Slovakia is dependent on gas passing through neighbouring Ukraine, and it has ramped up efforts to maintain those flows from 2025, after a five-year agreement expires

Russian president, Vladimir Putin met the Slovakian prime minister, Robert Fico, in the Kremlin on Sunday, a rare visit by a European Union leader to Moscow, as a contract allowing for Russian gas to transit through Ukraine nears expiry. Slovakia is dependent on that gas passing through its neighbour Ukraine, and it has ramped up efforts to maintain those flows from 2025, while criticising Ukrainian president Volodymyr Zelenskyy for refusing to extend the contract expiring at the end of the year. Russian natural gas still flows to some European countries, including Slovakia, through Ukraine under a five-year agreement signed before the war. “Russian President V Putin confirmed the readiness of the (Russian Federation) to continue to supply gas to the west and Slovakia, which is practically impossible after 1 January, 2025, in view of the stance of the Ukrainian president,” Fico said. Slovakia last month signed a short-term pilot contract to buy natural gas from Azerbaijan, and earlier this year, it struck a deal to import US liquefied natural gas through a pipeline from Poland. The country can also receive gas through Austrian, Hungarian and Czech networks, enabling imports from Germany among other potential suppliers.

Russia has captured two more villages in east Ukraine, the latest territorial gains for Moscow’s advancing army. The defence ministry said on Telegram on Sunday that its troops had “liberated” the villages of Lozova in the north-eastern Kharkiv region and Krasnoye - called Sontsivka in Ukraine. The latter is close to the resource hub of Kurakhove, which Russia has almost encircled and would be a key prize for Moscow’s attempt to capture the entire Donetsk region. Russia has accelerated its advance across eastern Ukraine in recent months, looking to secure as much territory as possible before the US president-elect, Donald Trump, assumes office in January. Moscow’s army claims to have seized more than 190 Ukrainian settlements this year, with Kyiv struggling to hold the line in the face of manpower and ammunition shortages.

Zelenskyy told Ukraine’s diplomats on Sunday that the country will have to fight to persuade allies to allow it to take up Nato membership, but has described the goal as “achievable” as it searches for security guarantees to protect it from Russia. Kyiv says membership in the transatlantic military alliance, or an equivalent form of security guarantee, would be crucial to any peace plan to ensure Russia does not attack again. Nato has said Ukraine will join it one day, but has not suggested when or issued an invitation.

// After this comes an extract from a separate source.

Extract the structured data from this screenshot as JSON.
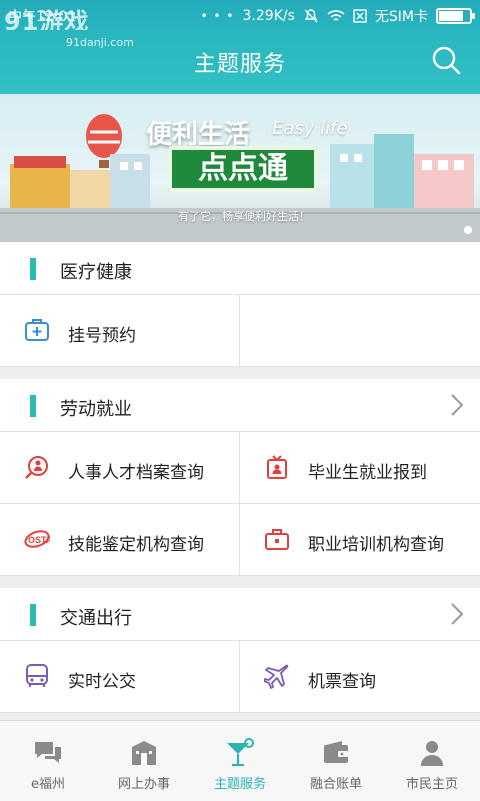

Russian forces executed five Ukrainian prisoners of war, Ukraine’s parliamentary commissioner for human rights, Dmytro Lubinets, claimed on Sunday. Russian troops shot the five unarmed soldiers after capturing them, Lubinets alleged on Telegram, without providing more details. “Russian war criminals who shoot Ukrainian prisoners of war should be brought before an international tribunal and punished with the most severe punishment provided for by law,” Lubinets said. Russia did not immediately comment on the incident, but has previously denied committing war crimes.

A video purporting to show the Russian capture of an Australian man fighting for Ukraine on the war’s eastern front has prompted urgent inquiries by Australia’s government. The man, who identified himself as Oscar Jenkins, is struck several times and questioned roughly in Russian in the video, which is circulating on Telegram. Australian prime minister Anthony Albanese noted that Russian forces sometimes seeded incorrect information but said on Monday that the news was “concerning” and the government was working “to provide support, including, for this gentleman” as it ascertained the facts.

Ukrainian drones struck a major Russian fuel depot for the second time in just over a week on Sunday, according to a senior Russian regional official, as part of a “massive” cross-border attack on fuel and energy facilities that Kyiv says supply Moscow’s military. The strikes came days after Russia launched sweeping attacks on Ukraine’s already battered energy grid, threatening to plunge thousands of homes into darkness as winter tightens its grip over the region, and as Russia’s all-out invasion of its neighbour nears the three-year mark.